Ucraina, alle terme di Truskavets, porto degli sfollati
Oksana da circa un mese coordina le donazioni per centinaia di rifugiati dell’est dell’Ucraina.
Coordina la distribuzione di pile e pile di magliette, camicie e maglioni. Di decine e decine di passeggini e scarpette per i più piccoli. Siamo a Truskavets, la ‘Montecatini Terme’ dell’Ucraina che, dall’inizio della guerra, si è convertita, lontano dei riflettori, nel porto sicuro per donne e bambini in fuga dalle città martoriate dell’Est.
Truskavets, fino a poche ore prima della fatidica notte tra il 23 e 24 febbraio, era, molto semplicemente, il più famoso centro termale del Paese. Le sue acque benefiche venivano bevute da centinaia di visitatori, arrivati da ogni parte dell’Ucraina.
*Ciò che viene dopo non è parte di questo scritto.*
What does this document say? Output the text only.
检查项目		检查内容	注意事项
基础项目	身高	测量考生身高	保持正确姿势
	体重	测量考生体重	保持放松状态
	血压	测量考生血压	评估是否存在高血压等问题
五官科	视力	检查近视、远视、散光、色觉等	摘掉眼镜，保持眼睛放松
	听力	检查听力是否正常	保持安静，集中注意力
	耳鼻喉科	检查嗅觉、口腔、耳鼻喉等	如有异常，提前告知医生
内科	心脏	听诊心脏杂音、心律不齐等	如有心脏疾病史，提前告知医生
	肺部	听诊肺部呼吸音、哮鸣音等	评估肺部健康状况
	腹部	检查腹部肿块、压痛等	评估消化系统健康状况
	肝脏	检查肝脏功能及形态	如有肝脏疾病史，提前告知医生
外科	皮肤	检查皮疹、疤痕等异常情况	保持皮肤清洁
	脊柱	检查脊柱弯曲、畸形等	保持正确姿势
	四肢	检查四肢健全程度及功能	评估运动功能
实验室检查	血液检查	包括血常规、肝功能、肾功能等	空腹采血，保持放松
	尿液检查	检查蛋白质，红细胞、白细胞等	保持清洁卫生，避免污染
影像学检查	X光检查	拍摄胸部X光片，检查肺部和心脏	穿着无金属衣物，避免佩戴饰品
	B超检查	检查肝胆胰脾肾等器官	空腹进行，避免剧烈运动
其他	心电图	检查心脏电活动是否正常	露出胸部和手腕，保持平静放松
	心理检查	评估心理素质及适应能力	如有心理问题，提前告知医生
A Truskavets ci sono grandi alberghi e centri messaggi, pizzerie italiane e lunghe passeggiate nel parco. A Truskavets, o almeno in tanti suoi ristoranti, ancora adesso capita di ascoltare cantanti italiani divenuti star a queste latitudini, come Pupo, i Ricchi e Poveri o Toto Cutugno. Ma la città in meno di un mese si è trasformata in uno dei luoghi più accoglienti per gli sfollati ucraini. Si tratta di rifugiati interni che non hanno la forza, soprattutto economica, di oltrepassare il confine. Che nell’Unione Europa non hanno alcun appiglio. E allora decidono di stanziarsi a Truskavets, prendendo uno dei due treni che, quotidianamente, collegano Dnipro e Kharkiv a questa cittadina ai piedi dei Carpazi Orientali.
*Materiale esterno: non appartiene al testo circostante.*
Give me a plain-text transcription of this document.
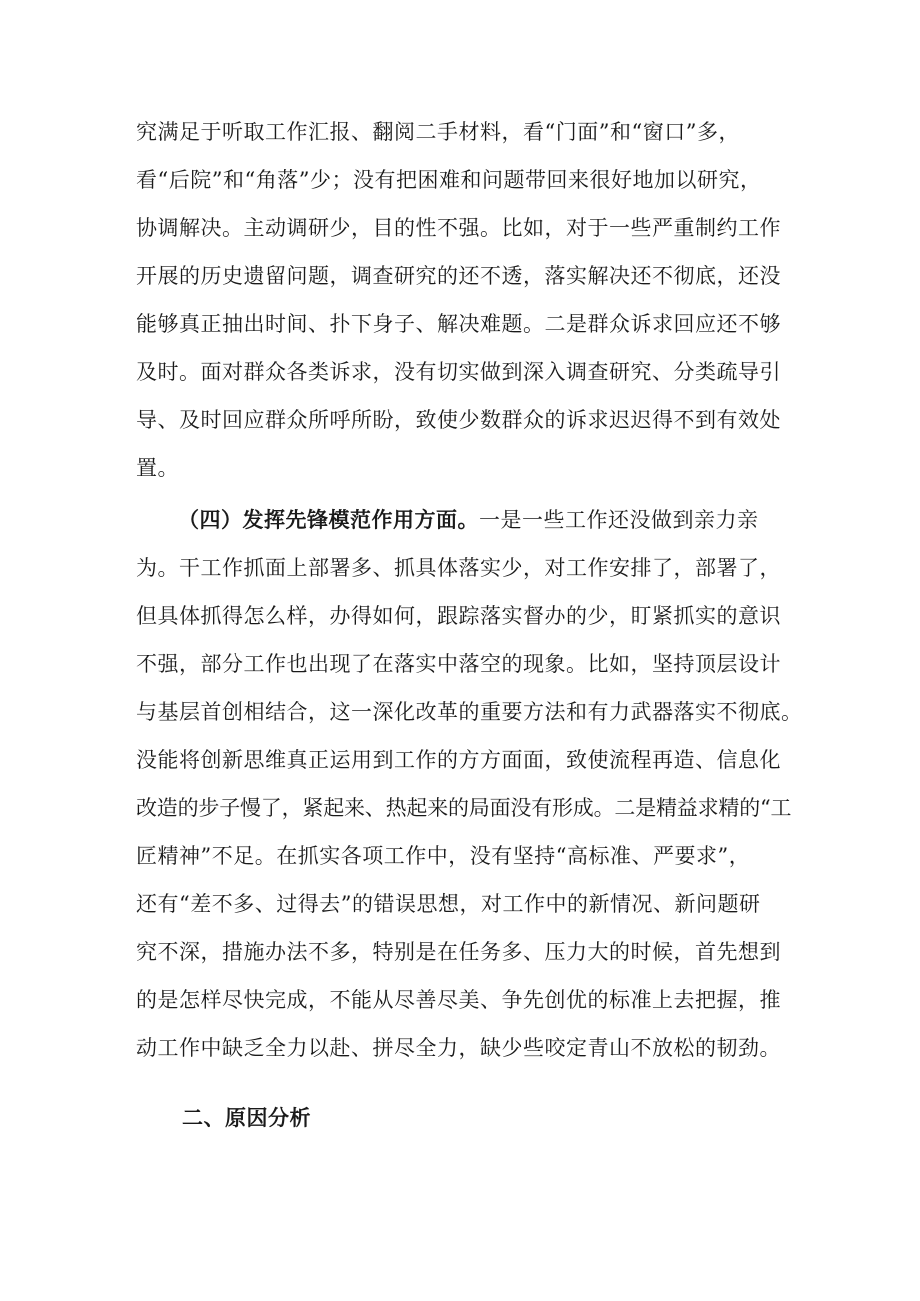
究满足于听取工作汇报、翻阅二手材料，看“门面”和“窗口”多，
看“后院”和“角落”少；没有把困难和问题带回来很好地加以研究，
协调解决。主动调研少，目的性不强。比如，对于一些严重制约工作
开展的历史遗留问题，调查研究的还不透，落实解决还不彻底，还没
能够真正抽出时间、扑下身子、解决难题。二是群众诉求回应还不够
及时。面对群众各类诉求，没有切实做到深入调查研究、分类疏导引
导、及时回应群众所呼所盼，致使少数群众的诉求迟迟得不到有效处
置。
（四）发挥先锋模范作用方面。一是一些工作还没做到亲力亲
为。干工作抓面上部署多、抓具体落实少，对工作安排了，部署了，
但具体抓得怎么样，办得如何，跟踪落实督办的少，盯紧抓实的意识
不强，部分工作也出现了在落实中落空的现象。比如，坚持顶层设计
与基层首创相结合，这一深化改革的重要方法和有力武器落实不彻底。
没能将创新思维真正运用到工作的方方面面，致使流程再造、信息化
改造的步子慢了，紧起来、热起来的局面没有形成。二是精益求精的“工
匠精神”不足。在抓实各项工作中，没有坚持“高标准、严要求”，
还有“差不多、过得去”的错误思想，对工作中的新情况、新问题研
究不深，措施办法不多，特别是在任务多、压力大的时候，首先想到
的是怎样尽快完成，不能从尽善尽美、争先创优的标准上去把握，推
动工作中缺乏全力以赴、拼尽全力，缺少些咬定青山不放松的韧劲。
二、原因分析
In un’enorme sala circolare di un grigio edificio sovietico, una lunga fila di donne attende, in maniera composta, il proprio turno. All’interno della sala i volontari cercano di fare ordine tra le migliaia di donazioni arrivate dall’Ucraina e dall’estero. “Qui giungono aiuti dalla Francia, dalla Polonia, dalla Romania, e certamente sto dimenticando qualche Paese”, spiega Oksana. Coordina una ventina di volontari, in parte sono rifugiati che danno una mano a chi ha avuto un destino molto simile. Come Timur, che viene da Kharkiv e che si è fermato a Truskavets, lasciando che il fratello e la sua famiglia arrivassero in Slovacchia. “La mia casa a Kharkiv non è stata distrutta ma vivere lì è impossibile. Ho perso tanti amici, e in città non c’è praticamente più nulla”, racconta Timur dicendosi “pronto”, se sarà necessario, ad arruolarsi e combattere.
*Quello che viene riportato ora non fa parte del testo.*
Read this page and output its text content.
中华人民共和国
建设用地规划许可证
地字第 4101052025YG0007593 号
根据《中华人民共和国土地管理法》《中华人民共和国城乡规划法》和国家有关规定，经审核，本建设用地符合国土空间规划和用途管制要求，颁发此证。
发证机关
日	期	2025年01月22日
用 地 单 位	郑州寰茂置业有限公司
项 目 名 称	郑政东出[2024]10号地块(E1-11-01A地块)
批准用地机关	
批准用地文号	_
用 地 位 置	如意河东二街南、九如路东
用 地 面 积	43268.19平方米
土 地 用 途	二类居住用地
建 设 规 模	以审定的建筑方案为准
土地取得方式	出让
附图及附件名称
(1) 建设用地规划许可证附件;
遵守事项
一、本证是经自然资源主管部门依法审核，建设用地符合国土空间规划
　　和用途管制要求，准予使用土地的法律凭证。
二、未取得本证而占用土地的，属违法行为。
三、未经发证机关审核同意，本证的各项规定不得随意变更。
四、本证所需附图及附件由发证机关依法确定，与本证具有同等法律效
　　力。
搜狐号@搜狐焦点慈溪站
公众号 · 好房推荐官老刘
A Truskavets arrivano dai duecento ai seicento sfollati al giorno. Recentemente i flussi sono diminuiti ma l’emergenza non è mica finita. A Villa Goplana, uno degli edifici più belli della città, costruito negli anni Venti del Novecento in stile Zakopane (che prende il nome dagli edifici in legno della stazione sciistica polacca) un gruppo di donne taglia e cuce vestiti. “Abbiamo tante donazioni ma sappiamo che la guerra sarà lunga”, sospira Oksana. I rifugiati sono ospitati in tre delle scuole cittadine o in strutture, anche private, situate nei dintorni di Truskavets, per la quale, tra l’altro, si è mobilitata anche la città gemella di Chianciano Terme.
Per arrivare in città da Leopoli va percorsa la statale T1416. Lungo la strada, all’altezza di Medenyci, ad un certo punto il traffico rallenta. Ai lati, dal nulla, compaiono decine e decine di persone inginocchiate. Poco più avanti ecco tre macchine nere sulle quali sventolano la bandiera nazionale giallo-blu e quella rosso-nera dell’Esercito insurrezionale ucraino, presa in prestito dai battaglioni di difesa territoriale. Dentro una di queste auto giace un caduto ucraino.
E’ un paramilitare, e viene celebrato con tutti gli onori. Il traffico si ferma, la strada viene invasa dalle persone. Due preti ortodossi rendono gli onori. Non ci sono applausi. Non ci sono lacrime. “E’ morto per la patria, è morto per l’Ucraina”.